Today we publish a major report, Shared decision making: shared reality or insider jargon?

The report says shared decision making, when patients and doctors work together to decide treatment options, provides benefits to patients and the health service. But patients, and the professionals treating them, face many barriers in making it work in practice.  

Why we looked into shared decision making 

A spur to developing the report was work we did in 2018, looking into patients’ experiences of switching from biologic to biosimilar medicines: we found many had had the switch imposed on them without consultation.  We realised that even though the benefits of doctors and patients deciding together was accepted as a good thing, it just didn’t happen as often as it should.  

One barrier the report identifies is that many patients know very little about this way of working. As an organisation we’re very interested in getting more patients and doctors to use the principles of shared decision making because we believe this kind of patient partnership leads to safer care.  

We also believe sharing decision making is a way of delivering care that meets the needs of patients.  Research for the report found that patients who may not know very much about health and medicine, may benefit the most: talking through options with a doctor who helps them make informed choices could significantly improve care and outcomes.1 We’d like to see further research into this.  

Another barrier is that some patients prefer to leave decisions to their doctors and to do as they are advised: we respect this choice. In these circumstances, it’s still essential that the patient gives informed consent for any treatment following the provision of adequate information.  

Our recommendations  

The recommendations in this report are about helping make shared decision making a reality.  

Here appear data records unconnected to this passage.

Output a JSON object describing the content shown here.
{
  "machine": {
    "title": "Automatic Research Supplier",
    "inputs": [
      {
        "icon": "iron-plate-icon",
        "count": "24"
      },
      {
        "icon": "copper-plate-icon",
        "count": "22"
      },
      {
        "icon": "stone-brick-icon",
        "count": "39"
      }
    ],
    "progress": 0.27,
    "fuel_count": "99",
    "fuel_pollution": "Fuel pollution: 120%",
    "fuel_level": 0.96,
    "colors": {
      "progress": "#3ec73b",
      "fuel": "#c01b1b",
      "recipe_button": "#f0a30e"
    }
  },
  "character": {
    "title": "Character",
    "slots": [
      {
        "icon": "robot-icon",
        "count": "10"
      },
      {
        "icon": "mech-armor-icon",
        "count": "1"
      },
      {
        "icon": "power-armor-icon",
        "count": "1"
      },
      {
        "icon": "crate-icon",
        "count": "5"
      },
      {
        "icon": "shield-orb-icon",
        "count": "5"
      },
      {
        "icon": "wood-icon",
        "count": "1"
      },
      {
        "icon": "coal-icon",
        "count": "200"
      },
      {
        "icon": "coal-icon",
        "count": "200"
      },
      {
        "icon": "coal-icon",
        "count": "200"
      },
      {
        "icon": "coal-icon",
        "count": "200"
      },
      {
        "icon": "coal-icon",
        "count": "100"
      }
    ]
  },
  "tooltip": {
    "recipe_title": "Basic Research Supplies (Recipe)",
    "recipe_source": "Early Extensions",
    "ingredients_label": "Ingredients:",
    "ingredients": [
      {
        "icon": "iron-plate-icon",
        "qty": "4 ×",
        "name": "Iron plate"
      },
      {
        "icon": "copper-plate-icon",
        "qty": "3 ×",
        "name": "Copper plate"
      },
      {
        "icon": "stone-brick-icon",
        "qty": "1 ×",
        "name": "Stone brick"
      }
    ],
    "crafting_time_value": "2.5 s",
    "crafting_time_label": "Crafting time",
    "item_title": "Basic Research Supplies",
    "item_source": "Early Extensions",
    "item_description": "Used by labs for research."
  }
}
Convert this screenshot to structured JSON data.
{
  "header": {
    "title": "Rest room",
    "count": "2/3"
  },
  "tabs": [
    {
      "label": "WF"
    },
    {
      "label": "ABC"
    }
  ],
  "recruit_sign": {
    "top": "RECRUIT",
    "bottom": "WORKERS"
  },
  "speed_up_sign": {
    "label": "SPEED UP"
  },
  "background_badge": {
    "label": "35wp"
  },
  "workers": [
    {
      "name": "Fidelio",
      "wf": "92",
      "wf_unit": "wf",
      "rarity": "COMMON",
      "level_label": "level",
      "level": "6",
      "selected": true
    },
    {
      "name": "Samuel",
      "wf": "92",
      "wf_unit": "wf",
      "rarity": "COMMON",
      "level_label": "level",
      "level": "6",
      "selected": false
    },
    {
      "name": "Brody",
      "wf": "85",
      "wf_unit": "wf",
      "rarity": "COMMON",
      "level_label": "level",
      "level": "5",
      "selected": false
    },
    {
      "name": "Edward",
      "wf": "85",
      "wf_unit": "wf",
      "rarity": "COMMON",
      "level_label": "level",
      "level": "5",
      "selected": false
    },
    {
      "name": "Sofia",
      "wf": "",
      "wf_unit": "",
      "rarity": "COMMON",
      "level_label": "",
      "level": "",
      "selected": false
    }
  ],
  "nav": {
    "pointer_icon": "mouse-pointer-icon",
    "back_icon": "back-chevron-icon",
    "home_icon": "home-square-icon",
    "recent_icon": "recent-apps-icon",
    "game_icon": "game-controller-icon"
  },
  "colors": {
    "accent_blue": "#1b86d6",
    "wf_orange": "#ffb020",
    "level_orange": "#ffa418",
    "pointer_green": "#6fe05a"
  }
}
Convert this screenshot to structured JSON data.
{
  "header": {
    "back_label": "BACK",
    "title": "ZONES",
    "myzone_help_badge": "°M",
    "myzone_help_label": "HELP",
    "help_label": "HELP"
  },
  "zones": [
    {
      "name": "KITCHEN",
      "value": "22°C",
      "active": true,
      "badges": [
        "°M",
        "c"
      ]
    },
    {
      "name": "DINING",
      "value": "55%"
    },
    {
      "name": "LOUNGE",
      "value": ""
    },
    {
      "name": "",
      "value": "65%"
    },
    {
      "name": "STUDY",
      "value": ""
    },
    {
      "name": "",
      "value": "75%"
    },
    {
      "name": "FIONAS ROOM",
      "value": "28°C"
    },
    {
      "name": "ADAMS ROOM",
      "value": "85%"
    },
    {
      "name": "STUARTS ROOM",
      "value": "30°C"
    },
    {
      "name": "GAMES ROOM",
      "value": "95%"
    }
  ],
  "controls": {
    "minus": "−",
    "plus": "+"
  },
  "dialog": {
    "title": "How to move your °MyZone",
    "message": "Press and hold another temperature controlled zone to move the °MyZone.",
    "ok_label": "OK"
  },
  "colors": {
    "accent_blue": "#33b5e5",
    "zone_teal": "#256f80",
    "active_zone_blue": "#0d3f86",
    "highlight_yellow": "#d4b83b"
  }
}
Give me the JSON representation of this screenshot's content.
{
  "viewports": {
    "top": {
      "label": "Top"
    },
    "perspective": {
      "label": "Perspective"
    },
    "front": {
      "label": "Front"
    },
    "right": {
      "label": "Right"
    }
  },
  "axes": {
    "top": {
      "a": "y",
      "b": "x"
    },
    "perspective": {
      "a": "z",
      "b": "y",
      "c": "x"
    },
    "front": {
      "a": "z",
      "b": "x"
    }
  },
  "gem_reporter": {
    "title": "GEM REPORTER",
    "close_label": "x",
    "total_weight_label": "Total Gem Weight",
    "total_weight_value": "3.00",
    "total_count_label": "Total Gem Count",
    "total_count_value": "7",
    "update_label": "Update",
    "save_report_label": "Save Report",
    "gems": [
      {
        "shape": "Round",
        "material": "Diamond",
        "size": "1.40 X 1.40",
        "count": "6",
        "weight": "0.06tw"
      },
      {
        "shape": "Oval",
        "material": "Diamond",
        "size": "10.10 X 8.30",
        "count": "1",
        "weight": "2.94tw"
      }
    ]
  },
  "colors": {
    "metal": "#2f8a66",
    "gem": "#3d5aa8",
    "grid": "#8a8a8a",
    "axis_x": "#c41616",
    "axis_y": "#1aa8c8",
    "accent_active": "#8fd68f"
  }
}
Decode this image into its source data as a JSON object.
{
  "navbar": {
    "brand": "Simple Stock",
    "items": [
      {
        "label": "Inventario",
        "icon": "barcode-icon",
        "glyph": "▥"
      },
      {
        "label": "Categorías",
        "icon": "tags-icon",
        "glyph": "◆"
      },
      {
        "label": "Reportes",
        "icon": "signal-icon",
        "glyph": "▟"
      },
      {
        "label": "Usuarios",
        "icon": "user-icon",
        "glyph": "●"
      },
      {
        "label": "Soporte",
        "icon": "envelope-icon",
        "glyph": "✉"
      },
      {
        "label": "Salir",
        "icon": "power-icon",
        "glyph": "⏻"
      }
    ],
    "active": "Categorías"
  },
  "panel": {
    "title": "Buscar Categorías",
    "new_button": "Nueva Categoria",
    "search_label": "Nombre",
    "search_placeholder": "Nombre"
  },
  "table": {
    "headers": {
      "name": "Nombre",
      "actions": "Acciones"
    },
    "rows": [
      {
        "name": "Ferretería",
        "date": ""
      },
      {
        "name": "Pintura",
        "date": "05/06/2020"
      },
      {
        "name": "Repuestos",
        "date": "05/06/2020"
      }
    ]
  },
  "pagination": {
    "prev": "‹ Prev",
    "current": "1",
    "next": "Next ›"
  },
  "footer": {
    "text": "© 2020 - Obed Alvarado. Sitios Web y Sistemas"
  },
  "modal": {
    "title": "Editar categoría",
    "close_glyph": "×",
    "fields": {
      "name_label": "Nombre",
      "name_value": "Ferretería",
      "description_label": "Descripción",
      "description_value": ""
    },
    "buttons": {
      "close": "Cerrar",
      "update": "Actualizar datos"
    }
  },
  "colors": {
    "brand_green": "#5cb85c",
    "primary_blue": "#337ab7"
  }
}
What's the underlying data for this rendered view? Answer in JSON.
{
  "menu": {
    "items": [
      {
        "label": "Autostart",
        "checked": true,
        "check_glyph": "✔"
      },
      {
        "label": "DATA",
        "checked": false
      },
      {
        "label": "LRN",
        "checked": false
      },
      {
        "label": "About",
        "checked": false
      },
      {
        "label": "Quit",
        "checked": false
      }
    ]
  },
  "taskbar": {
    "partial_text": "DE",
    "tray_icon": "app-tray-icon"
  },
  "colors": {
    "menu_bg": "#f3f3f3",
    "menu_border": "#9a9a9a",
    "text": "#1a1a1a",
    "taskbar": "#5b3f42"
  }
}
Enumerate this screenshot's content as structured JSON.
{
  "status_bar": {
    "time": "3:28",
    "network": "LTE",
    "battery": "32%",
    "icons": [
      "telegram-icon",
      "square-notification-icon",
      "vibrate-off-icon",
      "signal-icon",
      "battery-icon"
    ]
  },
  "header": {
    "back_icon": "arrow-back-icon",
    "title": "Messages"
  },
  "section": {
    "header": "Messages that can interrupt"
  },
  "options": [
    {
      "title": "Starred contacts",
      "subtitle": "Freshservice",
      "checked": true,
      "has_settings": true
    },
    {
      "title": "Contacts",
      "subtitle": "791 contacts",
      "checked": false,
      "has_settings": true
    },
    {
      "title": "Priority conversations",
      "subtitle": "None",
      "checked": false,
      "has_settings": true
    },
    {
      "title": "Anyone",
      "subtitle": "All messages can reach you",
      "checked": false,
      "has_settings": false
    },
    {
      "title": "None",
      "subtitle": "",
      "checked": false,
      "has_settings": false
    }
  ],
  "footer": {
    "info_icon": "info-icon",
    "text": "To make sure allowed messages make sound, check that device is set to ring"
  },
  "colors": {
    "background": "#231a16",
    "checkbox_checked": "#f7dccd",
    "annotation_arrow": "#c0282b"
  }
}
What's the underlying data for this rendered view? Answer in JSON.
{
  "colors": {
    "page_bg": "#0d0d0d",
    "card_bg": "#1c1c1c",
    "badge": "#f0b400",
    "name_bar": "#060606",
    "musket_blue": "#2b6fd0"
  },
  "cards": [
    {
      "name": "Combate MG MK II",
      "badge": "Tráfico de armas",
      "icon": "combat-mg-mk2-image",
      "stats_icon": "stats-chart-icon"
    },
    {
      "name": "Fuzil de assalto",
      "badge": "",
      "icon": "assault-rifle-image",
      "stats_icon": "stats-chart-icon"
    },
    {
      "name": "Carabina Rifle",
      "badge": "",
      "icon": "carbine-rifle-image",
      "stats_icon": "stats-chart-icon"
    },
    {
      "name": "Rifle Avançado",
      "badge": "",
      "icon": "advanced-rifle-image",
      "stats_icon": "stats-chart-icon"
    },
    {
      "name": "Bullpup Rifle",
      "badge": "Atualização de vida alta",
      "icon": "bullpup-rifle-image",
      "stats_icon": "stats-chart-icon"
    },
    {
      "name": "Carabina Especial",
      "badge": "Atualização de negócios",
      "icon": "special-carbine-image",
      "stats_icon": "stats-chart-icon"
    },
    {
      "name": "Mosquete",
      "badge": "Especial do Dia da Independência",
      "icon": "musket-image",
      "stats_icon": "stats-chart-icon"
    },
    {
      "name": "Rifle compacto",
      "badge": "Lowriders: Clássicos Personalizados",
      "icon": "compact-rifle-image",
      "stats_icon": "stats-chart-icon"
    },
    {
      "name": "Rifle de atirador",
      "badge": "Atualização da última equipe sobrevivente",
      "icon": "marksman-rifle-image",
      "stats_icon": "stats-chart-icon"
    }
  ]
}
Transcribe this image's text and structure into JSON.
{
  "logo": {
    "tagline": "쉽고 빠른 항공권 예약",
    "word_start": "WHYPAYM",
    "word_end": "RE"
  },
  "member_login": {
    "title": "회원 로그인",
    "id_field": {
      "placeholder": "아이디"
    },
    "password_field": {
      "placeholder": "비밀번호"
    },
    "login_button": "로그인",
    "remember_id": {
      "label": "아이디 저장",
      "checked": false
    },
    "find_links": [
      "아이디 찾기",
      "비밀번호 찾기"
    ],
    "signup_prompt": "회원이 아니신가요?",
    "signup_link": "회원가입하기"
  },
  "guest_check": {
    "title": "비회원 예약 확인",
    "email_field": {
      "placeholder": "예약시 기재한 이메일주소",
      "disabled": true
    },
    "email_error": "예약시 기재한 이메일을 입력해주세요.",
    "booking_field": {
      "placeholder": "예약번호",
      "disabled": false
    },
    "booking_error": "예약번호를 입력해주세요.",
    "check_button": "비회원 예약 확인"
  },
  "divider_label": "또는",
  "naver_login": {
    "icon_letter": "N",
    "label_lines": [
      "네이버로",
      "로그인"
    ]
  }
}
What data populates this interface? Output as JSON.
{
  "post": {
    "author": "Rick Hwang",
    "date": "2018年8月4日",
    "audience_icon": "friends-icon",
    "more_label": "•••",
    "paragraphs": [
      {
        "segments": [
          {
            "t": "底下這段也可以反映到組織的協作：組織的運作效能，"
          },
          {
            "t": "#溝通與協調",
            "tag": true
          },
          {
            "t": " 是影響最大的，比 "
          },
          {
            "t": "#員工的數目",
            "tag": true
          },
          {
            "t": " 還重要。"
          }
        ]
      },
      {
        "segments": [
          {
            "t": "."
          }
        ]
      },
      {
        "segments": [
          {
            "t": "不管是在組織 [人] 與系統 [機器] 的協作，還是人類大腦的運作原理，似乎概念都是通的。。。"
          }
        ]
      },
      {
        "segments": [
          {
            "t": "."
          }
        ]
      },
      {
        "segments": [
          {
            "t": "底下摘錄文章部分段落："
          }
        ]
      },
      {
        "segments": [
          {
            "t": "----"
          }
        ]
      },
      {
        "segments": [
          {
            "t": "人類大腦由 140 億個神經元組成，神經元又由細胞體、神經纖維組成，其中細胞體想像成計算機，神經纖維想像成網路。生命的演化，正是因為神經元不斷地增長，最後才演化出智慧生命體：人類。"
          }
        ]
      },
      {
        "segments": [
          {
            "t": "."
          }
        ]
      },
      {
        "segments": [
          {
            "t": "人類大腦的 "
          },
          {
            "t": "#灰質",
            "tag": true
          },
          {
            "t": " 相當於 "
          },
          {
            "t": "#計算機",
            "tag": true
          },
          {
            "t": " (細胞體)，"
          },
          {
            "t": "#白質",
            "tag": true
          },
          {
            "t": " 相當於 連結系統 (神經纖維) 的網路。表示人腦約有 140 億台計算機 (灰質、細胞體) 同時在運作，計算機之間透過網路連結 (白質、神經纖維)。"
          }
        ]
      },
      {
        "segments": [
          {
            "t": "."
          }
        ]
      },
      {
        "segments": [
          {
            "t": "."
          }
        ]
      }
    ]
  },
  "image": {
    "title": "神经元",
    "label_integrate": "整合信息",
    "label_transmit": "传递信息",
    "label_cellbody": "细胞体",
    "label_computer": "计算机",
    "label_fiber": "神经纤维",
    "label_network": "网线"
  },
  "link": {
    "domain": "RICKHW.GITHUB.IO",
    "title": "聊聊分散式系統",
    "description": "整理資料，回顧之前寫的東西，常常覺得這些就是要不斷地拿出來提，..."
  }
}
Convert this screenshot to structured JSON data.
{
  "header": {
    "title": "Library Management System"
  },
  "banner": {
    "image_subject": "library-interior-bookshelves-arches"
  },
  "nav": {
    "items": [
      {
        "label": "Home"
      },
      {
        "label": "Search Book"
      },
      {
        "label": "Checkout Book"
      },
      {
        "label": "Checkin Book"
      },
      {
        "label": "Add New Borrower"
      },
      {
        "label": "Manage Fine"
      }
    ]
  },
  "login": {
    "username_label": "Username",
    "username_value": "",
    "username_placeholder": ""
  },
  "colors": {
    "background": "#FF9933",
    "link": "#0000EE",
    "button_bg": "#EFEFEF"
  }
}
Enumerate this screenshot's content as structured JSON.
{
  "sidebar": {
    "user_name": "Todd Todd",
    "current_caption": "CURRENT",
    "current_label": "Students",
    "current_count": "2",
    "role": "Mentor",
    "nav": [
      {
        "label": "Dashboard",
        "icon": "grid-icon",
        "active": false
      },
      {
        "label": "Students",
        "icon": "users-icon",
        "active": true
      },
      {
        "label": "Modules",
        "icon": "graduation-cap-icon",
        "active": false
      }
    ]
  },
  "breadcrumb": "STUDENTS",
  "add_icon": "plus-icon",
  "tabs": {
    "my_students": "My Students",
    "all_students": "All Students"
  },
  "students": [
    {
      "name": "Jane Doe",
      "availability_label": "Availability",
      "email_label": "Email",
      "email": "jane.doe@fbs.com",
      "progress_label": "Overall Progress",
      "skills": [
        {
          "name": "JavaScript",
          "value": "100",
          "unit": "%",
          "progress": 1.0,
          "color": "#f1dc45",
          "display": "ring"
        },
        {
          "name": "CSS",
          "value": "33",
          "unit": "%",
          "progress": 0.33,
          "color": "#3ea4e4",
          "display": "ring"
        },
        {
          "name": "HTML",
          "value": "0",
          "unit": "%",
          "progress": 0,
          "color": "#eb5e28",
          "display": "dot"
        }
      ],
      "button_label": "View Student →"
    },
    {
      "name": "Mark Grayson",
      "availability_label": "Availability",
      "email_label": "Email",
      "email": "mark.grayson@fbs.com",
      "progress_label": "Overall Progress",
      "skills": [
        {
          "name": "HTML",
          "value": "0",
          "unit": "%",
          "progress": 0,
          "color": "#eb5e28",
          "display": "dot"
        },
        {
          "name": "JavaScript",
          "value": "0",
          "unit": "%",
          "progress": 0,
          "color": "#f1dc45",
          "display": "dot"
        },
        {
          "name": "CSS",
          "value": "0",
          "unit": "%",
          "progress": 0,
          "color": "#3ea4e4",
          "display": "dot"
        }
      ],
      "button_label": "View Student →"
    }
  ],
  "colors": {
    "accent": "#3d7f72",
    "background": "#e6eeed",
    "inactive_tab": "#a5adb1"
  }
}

  • National health leaders must address the barriers in the health system to shared decision making and champion the practice. 
  • There should be greater promotion of the information and tools that exist to support patients take part in shared decision making.  
  • Information and awareness campaigns that a relevant to different communities should be created.
  • An audit should be undertaken of how shared decision making taught in medical schools to develop a picture of how skilled in shared decision making we can reasonably expect our present workforce to be. 
  • Whether targets in the NHS Comprehensive Model for Personalised Care for making shared decision making are being met must be reported.

Further research  

  • Our research found that people with diabetes may have poorer experiences of shared decision making: this should be investigated further. 
  • What can be done that would spread the benefits of shared decision making to more patients, especially to people who typically don’t have a good experience of healthcare.  
  • More work should be done to develop information used to support patients in shared decision making. 
  • Further research is needed to identify whether shared decision making requires more time in, or a different pattern of, clinical appointments. 
  • Future work to promote shared decision making to patients should explore raising awareness of its benefits, and the evidence that demonstrates them.